I'm sure I know as little about the Mahabharata as any other western white guy who has not made a point of studying world religions or Indian literature, so I have no opinion about how Karthika Naïr's work reflects one of the foundational texts of Hinduism. However, I can say that her chronicle—told in prose poems, concrete poetry, glossae, and surely a handful of other forms I didn't recognize by name—compellingly addresses the roles, ordeals, and potential agency of women and low-placed soldiers in ancient epic myths that emphasize and celebrate the exploits of violently heroic men of noble (or godly) birth. Madeleine Miller's retellings of Greek myths come to mind as a roughly comparable revision of the original narratives. Naïr has also generously provided a detailed author's note and an extensive dramatis personae to provide readers with enough context to understand the characters and events she refers to, no matter how ignorant of her sources we may be.
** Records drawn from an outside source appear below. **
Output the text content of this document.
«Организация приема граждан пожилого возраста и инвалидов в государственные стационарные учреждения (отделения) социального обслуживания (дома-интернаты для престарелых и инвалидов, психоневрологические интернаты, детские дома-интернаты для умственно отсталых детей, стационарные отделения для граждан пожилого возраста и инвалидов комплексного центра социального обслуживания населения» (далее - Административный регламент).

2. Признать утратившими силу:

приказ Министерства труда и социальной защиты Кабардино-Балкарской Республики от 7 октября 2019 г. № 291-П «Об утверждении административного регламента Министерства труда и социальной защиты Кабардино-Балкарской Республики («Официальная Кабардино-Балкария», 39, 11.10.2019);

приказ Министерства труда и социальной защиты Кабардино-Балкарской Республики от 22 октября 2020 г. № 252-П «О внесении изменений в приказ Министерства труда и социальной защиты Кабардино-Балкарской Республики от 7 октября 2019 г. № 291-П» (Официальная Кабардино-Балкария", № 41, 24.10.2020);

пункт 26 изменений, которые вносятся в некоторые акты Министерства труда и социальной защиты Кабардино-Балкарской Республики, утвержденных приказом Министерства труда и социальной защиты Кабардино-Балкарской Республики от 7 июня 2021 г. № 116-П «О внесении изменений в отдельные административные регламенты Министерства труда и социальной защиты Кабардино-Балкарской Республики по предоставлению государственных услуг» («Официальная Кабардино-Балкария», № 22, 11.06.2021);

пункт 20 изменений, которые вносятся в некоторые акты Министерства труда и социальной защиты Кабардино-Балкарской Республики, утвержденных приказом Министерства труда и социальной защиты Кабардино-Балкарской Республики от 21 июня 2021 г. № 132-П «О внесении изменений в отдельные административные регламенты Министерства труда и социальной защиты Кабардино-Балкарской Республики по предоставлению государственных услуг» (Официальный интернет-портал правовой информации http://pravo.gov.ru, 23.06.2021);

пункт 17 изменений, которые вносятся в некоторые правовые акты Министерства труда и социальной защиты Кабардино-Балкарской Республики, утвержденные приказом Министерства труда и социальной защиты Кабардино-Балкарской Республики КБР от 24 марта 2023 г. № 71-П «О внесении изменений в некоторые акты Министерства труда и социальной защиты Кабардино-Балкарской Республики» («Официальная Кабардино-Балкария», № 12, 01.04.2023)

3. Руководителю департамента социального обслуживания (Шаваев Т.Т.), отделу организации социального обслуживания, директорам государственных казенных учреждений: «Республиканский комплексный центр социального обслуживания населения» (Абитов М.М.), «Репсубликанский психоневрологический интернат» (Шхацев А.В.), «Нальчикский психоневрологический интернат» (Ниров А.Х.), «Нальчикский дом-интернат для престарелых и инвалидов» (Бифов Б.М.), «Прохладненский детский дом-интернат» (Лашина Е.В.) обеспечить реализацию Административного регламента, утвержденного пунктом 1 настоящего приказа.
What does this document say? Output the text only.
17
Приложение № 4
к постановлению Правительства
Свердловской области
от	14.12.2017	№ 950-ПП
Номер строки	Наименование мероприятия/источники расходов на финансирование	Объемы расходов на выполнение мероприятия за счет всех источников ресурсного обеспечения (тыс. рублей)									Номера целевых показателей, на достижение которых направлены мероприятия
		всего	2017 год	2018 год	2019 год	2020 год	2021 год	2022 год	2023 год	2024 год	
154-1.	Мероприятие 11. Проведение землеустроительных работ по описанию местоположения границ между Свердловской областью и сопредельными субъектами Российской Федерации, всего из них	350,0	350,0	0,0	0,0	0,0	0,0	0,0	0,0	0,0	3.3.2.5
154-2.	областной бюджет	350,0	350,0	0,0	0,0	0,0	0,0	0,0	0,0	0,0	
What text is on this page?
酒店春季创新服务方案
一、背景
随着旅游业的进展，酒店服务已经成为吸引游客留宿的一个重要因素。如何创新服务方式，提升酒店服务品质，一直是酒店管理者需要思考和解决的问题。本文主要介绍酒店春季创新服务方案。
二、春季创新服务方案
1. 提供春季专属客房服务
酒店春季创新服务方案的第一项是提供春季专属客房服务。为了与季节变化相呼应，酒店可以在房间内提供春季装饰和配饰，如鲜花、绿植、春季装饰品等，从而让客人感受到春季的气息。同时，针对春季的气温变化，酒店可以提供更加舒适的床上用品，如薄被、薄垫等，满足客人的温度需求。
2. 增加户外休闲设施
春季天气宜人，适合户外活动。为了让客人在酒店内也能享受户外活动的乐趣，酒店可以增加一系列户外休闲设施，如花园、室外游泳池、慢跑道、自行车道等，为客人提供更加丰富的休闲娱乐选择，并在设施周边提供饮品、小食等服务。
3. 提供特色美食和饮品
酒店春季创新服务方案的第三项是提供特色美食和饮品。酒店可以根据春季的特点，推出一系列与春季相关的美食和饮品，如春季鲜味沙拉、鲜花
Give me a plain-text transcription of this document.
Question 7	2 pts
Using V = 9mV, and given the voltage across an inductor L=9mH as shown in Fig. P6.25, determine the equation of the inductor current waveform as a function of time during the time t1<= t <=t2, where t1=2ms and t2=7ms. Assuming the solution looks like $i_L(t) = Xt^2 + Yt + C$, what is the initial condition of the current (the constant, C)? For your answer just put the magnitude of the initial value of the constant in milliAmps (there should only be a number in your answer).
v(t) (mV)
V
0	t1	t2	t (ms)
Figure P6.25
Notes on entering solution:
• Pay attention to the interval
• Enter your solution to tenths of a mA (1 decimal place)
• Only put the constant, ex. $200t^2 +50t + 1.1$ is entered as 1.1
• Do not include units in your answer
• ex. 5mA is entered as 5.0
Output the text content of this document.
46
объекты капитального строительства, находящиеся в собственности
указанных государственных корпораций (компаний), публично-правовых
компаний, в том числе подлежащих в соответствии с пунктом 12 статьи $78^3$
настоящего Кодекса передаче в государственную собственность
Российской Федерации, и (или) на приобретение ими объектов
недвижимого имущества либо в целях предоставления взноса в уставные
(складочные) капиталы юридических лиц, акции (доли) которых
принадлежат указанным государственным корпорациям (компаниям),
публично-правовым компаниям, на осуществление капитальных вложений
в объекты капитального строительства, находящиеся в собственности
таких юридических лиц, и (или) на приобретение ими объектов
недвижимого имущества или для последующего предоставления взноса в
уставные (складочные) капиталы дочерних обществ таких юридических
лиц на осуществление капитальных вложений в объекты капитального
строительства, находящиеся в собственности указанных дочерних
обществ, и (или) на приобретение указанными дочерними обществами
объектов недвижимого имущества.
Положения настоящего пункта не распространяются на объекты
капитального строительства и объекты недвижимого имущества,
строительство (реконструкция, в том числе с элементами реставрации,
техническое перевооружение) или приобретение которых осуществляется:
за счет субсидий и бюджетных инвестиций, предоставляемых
I finished reading this book a few days ago and am still reeling from the stunning verse, the depth that the author was able to gift to each character's truth and pain in so few words, and the courage to look at the age-old epic from such a fresh perspective. Kudos to Karthika Nair! This will be one book that I'll keep reading and re-reading.
WOW! I have never read a book like this. It is gorgeous, and full of verse with breadth and depth. With stories told from the voices not traditionally highlighted in the Mahabharata, we’re able to see this epic on another scale altogether. My jaw dropped as I read- the way this author strung together these verses and captured the essence of these characters is nothing short of genius.